Jumat, 28 Mei 2010

Ketika Siswa Tunarungu Mengikuti Ujian Nasional

KOMPAS.com — Pagi itu tidak seperti hari biasanya bagi 12 siswa yang menempuh studi belajarnya di SMA Luar Biasa Tuna Rungu Santi Rama, Jakarta Selatan. Hari ini merupakan waktu penentuan bagi mereka. Penentuan atas jerih payah belajar mereka selama tiga tahun. Secara fisik mereka tak ubahnya dengan siswa SMA yang lain. Hanya saja, waktu berbicara suaranya pelan dan terbata-bata. Kadang raut muka dan tangan membuat sebuah tanda untuk menyampaikan pesan.

"Saya yakin lulus ujian," kata Widya Paramita (19), siswa kelas 3B, kepada Kompas.com saat ditemui seusai melahap 50 soal Bahasa Indonesia. Dengan ditemani ibu guru Sundari, Widya mengaku sedikit mengalami kesulitan saat menyelesaikan soal peribahasa. Baginya, peribahasa terlalu banyak kata kiasan. "Soal yang lain saya bisa, soal peribahasa agak susah," katanya dengan terbata-bata.

Lebih lanjut, Sundari menyadari kekurangan yang dialami oleh muridnya. "Memang perbendaharaan kata bagi mereka masih cukup kurang," katanya. "Seperti kalau mereka mengartikan meja hijau (pengadilan), mereka pasti akan menebak meja yang berwarna hijau, padahal bukan itu maksudnya," terangnya.

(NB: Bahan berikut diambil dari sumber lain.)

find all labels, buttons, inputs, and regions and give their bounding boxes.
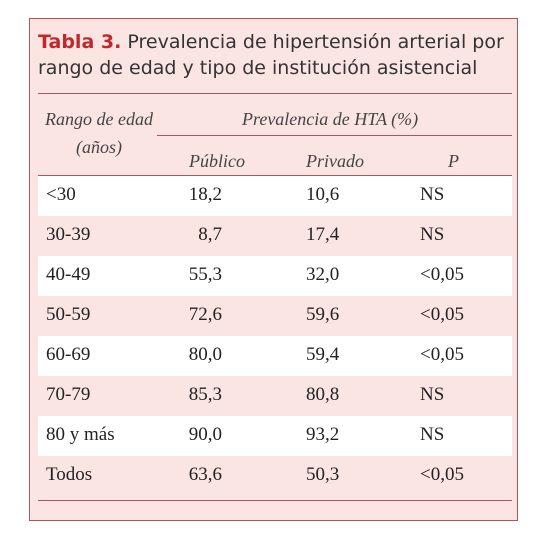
header-prevalence: Prevalencia de HTA (%) — [242, 109, 419, 129]
table-caption: Tabla 3. Prevalencia de hipertensión art… — [38, 29, 508, 81]
table-body: <30 18,2 10,6 NS 30-39 8,7 17,4 NS 40-49… — [38, 176, 512, 496]
table-row: Todos 63,6 50,3 <0,05 — [38, 456, 512, 496]
cell-p: <0,05 — [420, 464, 464, 485]
header-rule — [38, 175, 512, 176]
table-row: 80 y más 90,0 93,2 NS — [38, 416, 512, 456]
cell-public: 63,6 — [188, 464, 222, 485]
cell-private: 10,6 — [306, 184, 340, 205]
cell-age: 50-59 — [46, 304, 91, 325]
cell-public: 90,0 — [188, 424, 222, 445]
bottom-rule — [38, 500, 512, 501]
header-public: Público — [189, 151, 245, 171]
cell-public: 55,3 — [188, 264, 222, 285]
cell-public: 85,3 — [188, 384, 222, 405]
cell-age: 40-49 — [46, 264, 91, 285]
cell-p: NS — [420, 224, 445, 245]
cell-public: 18,2 — [188, 184, 222, 205]
cell-age: 70-79 — [46, 384, 91, 405]
cell-age: Todos — [46, 464, 93, 485]
table-row: 40-49 55,3 32,0 <0,05 — [38, 256, 512, 296]
cell-public: 80,0 — [188, 344, 222, 365]
top-rule — [38, 93, 512, 94]
header-age-line1: Rango de edad — [45, 109, 153, 129]
header-age-line2: (años) — [76, 137, 122, 157]
cell-age: <30 — [46, 184, 76, 205]
cell-p: <0,05 — [420, 304, 464, 325]
cell-p: NS — [420, 384, 445, 405]
cell-public: 8,7 — [198, 224, 222, 245]
header-subrule — [157, 135, 512, 136]
table-title: Prevalencia de hipertensión arterial por… — [38, 31, 504, 79]
cell-p: <0,05 — [420, 264, 464, 285]
table-label: Tabla 3. — [38, 31, 122, 53]
cell-p: NS — [420, 184, 445, 205]
cell-private: 93,2 — [306, 424, 340, 445]
table-row: <30 18,2 10,6 NS — [38, 176, 512, 216]
cell-private: 59,4 — [306, 344, 340, 365]
cell-public: 72,6 — [188, 304, 222, 325]
cell-private: 50,3 — [306, 464, 340, 485]
cell-private: 32,0 — [306, 264, 340, 285]
table-row: 70-79 85,3 80,8 NS — [38, 376, 512, 416]
table-row: 60-69 80,0 59,4 <0,05 — [38, 336, 512, 376]
cell-private: 17,4 — [306, 224, 340, 245]
header-private: Privado — [306, 151, 364, 171]
header-p: P — [448, 151, 459, 171]
cell-private: 80,8 — [306, 384, 340, 405]
cell-age: 60-69 — [46, 344, 91, 365]
table-card: Tabla 3. Prevalencia de hipertensión art… — [29, 18, 518, 521]
table-row: 30-39 8,7 17,4 NS — [38, 216, 512, 256]
cell-p: NS — [420, 424, 445, 445]
cell-private: 59,6 — [306, 304, 340, 325]
cell-age: 30-39 — [46, 224, 91, 245]
cell-p: <0,05 — [420, 344, 464, 365]
table-row: 50-59 72,6 59,6 <0,05 — [38, 296, 512, 336]
cell-age: 80 y más — [46, 424, 115, 445]
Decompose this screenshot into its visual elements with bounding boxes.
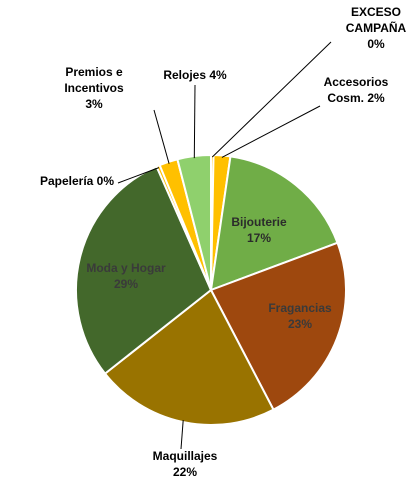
pie-slice-fragancias — [209, 241, 347, 412]
slice-label-line: Premios e — [65, 65, 123, 79]
leader-line — [180, 420, 184, 450]
slice-label-line: Cosm. 2% — [327, 91, 385, 105]
leader-line — [211, 41, 332, 158]
slice-label-line: Incentivos — [64, 81, 124, 95]
slice-label: Moda y Hogar 29% — [86, 261, 166, 291]
slice-label: Premios e Incentivos 3% — [64, 65, 124, 111]
pie-slice-moda-y-hogar — [75, 165, 213, 376]
slice-label-line: Fragancias — [268, 301, 332, 315]
slice-label: Bijouterie 17% — [231, 215, 287, 245]
slice-label: Relojes 4% — [163, 68, 227, 82]
slice-label-line: 22% — [173, 465, 197, 479]
slice-label: Fragancias 23% — [268, 301, 332, 331]
slice-label-line: Moda y Hogar — [86, 261, 166, 275]
slice-label: Maquillajes 22% — [153, 449, 218, 479]
slice-label-line: Relojes 4% — [163, 68, 227, 82]
slice-label: EXCESO CAMPAÑA 0% — [346, 5, 407, 51]
pie-slices — [75, 153, 347, 426]
leader-line — [221, 105, 321, 158]
slice-label-line: EXCESO — [351, 5, 401, 19]
slice-labels: EXCESO CAMPAÑA 0% Accesorios Cosm. 2% Bijoute… — [40, 5, 407, 479]
slice-label-line: 23% — [288, 317, 312, 331]
leader-line — [153, 109, 170, 164]
slice-label-line: Papelería 0% — [40, 174, 114, 188]
leader-lines — [117, 41, 332, 450]
slice-label-line: 17% — [247, 231, 271, 245]
slice-label-line: Maquillajes — [153, 449, 218, 463]
slice-label-line: 0% — [367, 37, 385, 51]
slice-label-line: 3% — [85, 97, 103, 111]
pie-slice-bijouterie — [209, 155, 339, 292]
leader-line — [193, 84, 196, 159]
slice-label-line: 29% — [114, 277, 138, 291]
leader-line — [117, 167, 160, 184]
slice-label-line: CAMPAÑA — [346, 20, 407, 35]
slice-label-line: Accesorios — [324, 75, 389, 89]
slice-label-line: Bijouterie — [231, 215, 287, 229]
slice-label: Accesorios Cosm. 2% — [324, 75, 389, 105]
slice-label: Papelería 0% — [40, 174, 114, 188]
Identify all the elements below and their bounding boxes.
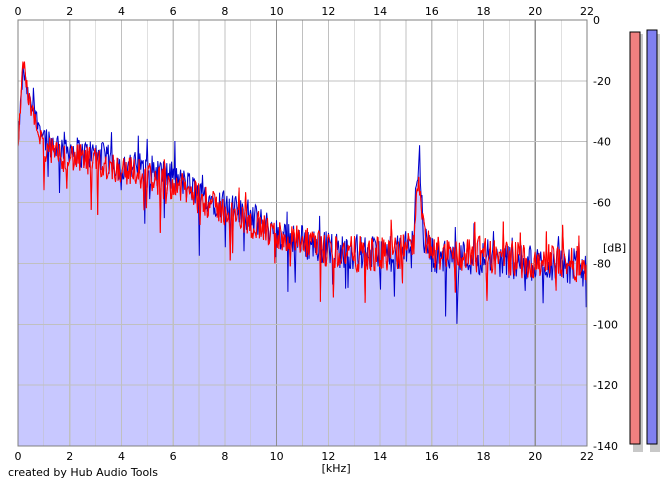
x-tick-label-top: 12: [321, 5, 335, 18]
x-tick-label-top: 4: [118, 5, 125, 18]
x-tick-label-top: 22: [580, 5, 594, 18]
x-axis-label: [kHz]: [322, 462, 351, 475]
x-tick-label-top: 8: [221, 5, 228, 18]
x-tick-label-top: 20: [528, 5, 542, 18]
x-tick-label-top: 18: [477, 5, 491, 18]
x-tick-label-bottom: 4: [118, 450, 125, 463]
x-tick-label-top: 14: [373, 5, 387, 18]
level-meter-right: [646, 29, 658, 445]
y-tick-label: -100: [593, 318, 618, 331]
x-tick-label-bottom: 16: [425, 450, 439, 463]
y-tick-label: -80: [593, 257, 611, 270]
y-tick-label: 0: [593, 14, 600, 27]
x-tick-label-bottom: 12: [321, 450, 335, 463]
y-tick-label: -60: [593, 197, 611, 210]
x-tick-label-bottom: 22: [580, 450, 594, 463]
x-tick-label-bottom: 18: [477, 450, 491, 463]
x-tick-label-top: 16: [425, 5, 439, 18]
x-tick-label-bottom: 10: [270, 450, 284, 463]
plot-border: [17, 19, 588, 447]
spectrum-line-red-overlay: [17, 61, 588, 303]
x-tick-label-bottom: 2: [66, 450, 73, 463]
level-meter-left: [629, 31, 641, 445]
y-tick-label: -140: [593, 440, 618, 453]
y-tick-label: -120: [593, 379, 618, 392]
x-tick-label-top: 0: [15, 5, 22, 18]
footer-credit: created by Hub Audio Tools: [8, 466, 158, 479]
x-tick-label-bottom: 8: [221, 450, 228, 463]
y-tick-label: -40: [593, 136, 611, 149]
y-tick-label: -20: [593, 75, 611, 88]
x-tick-label-top: 10: [270, 5, 284, 18]
x-tick-label-top: 6: [170, 5, 177, 18]
x-tick-label-top: 2: [66, 5, 73, 18]
x-tick-label-bottom: 20: [528, 450, 542, 463]
x-tick-label-bottom: 0: [15, 450, 22, 463]
y-axis-label: [dB]: [603, 241, 626, 254]
x-tick-label-bottom: 6: [170, 450, 177, 463]
x-tick-label-bottom: 14: [373, 450, 387, 463]
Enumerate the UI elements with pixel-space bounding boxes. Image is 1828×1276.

Sebelumnya ia mengakui, pihak Diknas telah memanggil dirinya untuk mendiskusikan tentang soal yang akan diujikan. Namun, yang terjadi keseluruhan soal memang harus sesuai dengan standar kompetensi yang sudah diatur sebelumnya.

Baginya yang ideal untuk menentukan kelulusan murid yang berkebutuhan khusus adalah gurunya sendiri. "Seharusnya yang menentukan lulus tidaknya murid itu gurunya karena guru lebih tahu perkembangannya si murid tersebut," jelasnya.

Dia juga menambahkan, penyerapan mata pelajaran setiap anak berbeda, terlebih kalau dibandingkan dengan murid dari SMA luar biasa yang lain akan berbeda pula hasilnya. Widya yang berada tak jauh hanya manggut-mangut mendengar penjelasan ibu gurunya. Selebihnya ia berbicara dengan isyarat tangan kepada teman-temannya yang menggerombol di luar kelas. Entah bercanda atau sekadar berbagi cerita seusai menyelesaikan ujian nasional.

Tidak ada kegelisahan yang terpancar dari diri mereka, hanya tawa dan kata terbata-bata yang meluncur dari bibir mereka. Seperti yang tertangkap pada diri Widya yang mengaku bercita-cita sebagai pekerja kantoran, memegang komputer tanpa banyak bicara. Hanya mengetik dan terus mengetik.